Она читает. Временами оглядывает зал. Наблюдает. Ее чуточку волнуют здешние мужчины. В Париже на одном из фестивалей она видела фильм 'Марафонец' (никто не знает, что в кинозалах она страшно сентиментальна и частенько плачет). В фильме девушка, притворяющаяся студенткой, проводит время в Нью-Йоркской публичной библиотеке, и там с ней знакомится Дастин Хоффман. В подобном романтическом ключе Дельфина всегда думала об этом месте. Пока с ней никто здесь не познакомился, если не считать студента-медика, слишком молодого и зеленого, который с ходу брякнул не то. Что-то про ее акцент — и сразу стал для нее невыносим. Он совсем еще не жил, этот мальчик. Она чувствовала себя его бабушкой. В его возрасте она уже столько любовей пережила, столько передумала и перестрадала... В двадцать, будучи куда моложе его, она уже перенесла не одну, а две любовные драмы. В какой-то мере сам ее приезд в Америку был бегством от любовной драмы (а еще уходом со сцены, где она играла второстепенную роль в затянувшемся спектакле под названием 'И т. д.' — в спектакле, которым была почти криминально успешная жизнь ее матери). Но теперь она одна-одинешенька и никак не найдет мужчину, пригодного для знакомства.
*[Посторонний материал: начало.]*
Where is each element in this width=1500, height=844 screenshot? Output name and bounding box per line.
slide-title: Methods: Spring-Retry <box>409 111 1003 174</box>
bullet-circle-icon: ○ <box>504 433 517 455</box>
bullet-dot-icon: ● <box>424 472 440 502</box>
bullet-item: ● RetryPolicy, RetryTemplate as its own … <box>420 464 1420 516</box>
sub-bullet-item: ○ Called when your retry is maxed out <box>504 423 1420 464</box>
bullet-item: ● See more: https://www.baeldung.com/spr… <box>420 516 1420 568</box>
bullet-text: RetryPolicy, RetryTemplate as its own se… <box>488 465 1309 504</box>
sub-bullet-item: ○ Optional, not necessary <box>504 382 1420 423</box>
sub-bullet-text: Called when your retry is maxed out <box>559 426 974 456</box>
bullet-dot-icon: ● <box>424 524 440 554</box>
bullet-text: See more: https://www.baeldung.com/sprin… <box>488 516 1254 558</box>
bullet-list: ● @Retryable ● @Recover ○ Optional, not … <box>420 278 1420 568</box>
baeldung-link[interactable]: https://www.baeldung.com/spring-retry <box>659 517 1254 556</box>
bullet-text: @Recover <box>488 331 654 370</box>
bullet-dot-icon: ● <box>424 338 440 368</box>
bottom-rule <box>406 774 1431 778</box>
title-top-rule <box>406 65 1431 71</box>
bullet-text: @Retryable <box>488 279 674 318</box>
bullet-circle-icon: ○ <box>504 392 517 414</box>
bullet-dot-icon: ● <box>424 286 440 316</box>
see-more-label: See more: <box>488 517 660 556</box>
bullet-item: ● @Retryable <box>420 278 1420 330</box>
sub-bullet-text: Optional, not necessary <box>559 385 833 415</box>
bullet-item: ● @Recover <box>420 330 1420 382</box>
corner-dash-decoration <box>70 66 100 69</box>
Другие, кто с ней заговаривал, произносили, случалось, что-то приемлемое, что-то достаточно ироническое или озорное, чтобы ее заинтересовать, но потом — из-за того, что вблизи она оказывалась красивей, чем они думали, а в разговоре слишком заносчивой для такой миниатюрной особы, — смущались и тушевались. Те, кто пытается с ней переглядываться, отпадают по определению. А вот погруженные в чтение, чудесно рассеянные и восхитительно желанные... они погружены в чтение. Кого, спрашивается, она ищет? Человека, который ее узнает. Великого Узнавателя.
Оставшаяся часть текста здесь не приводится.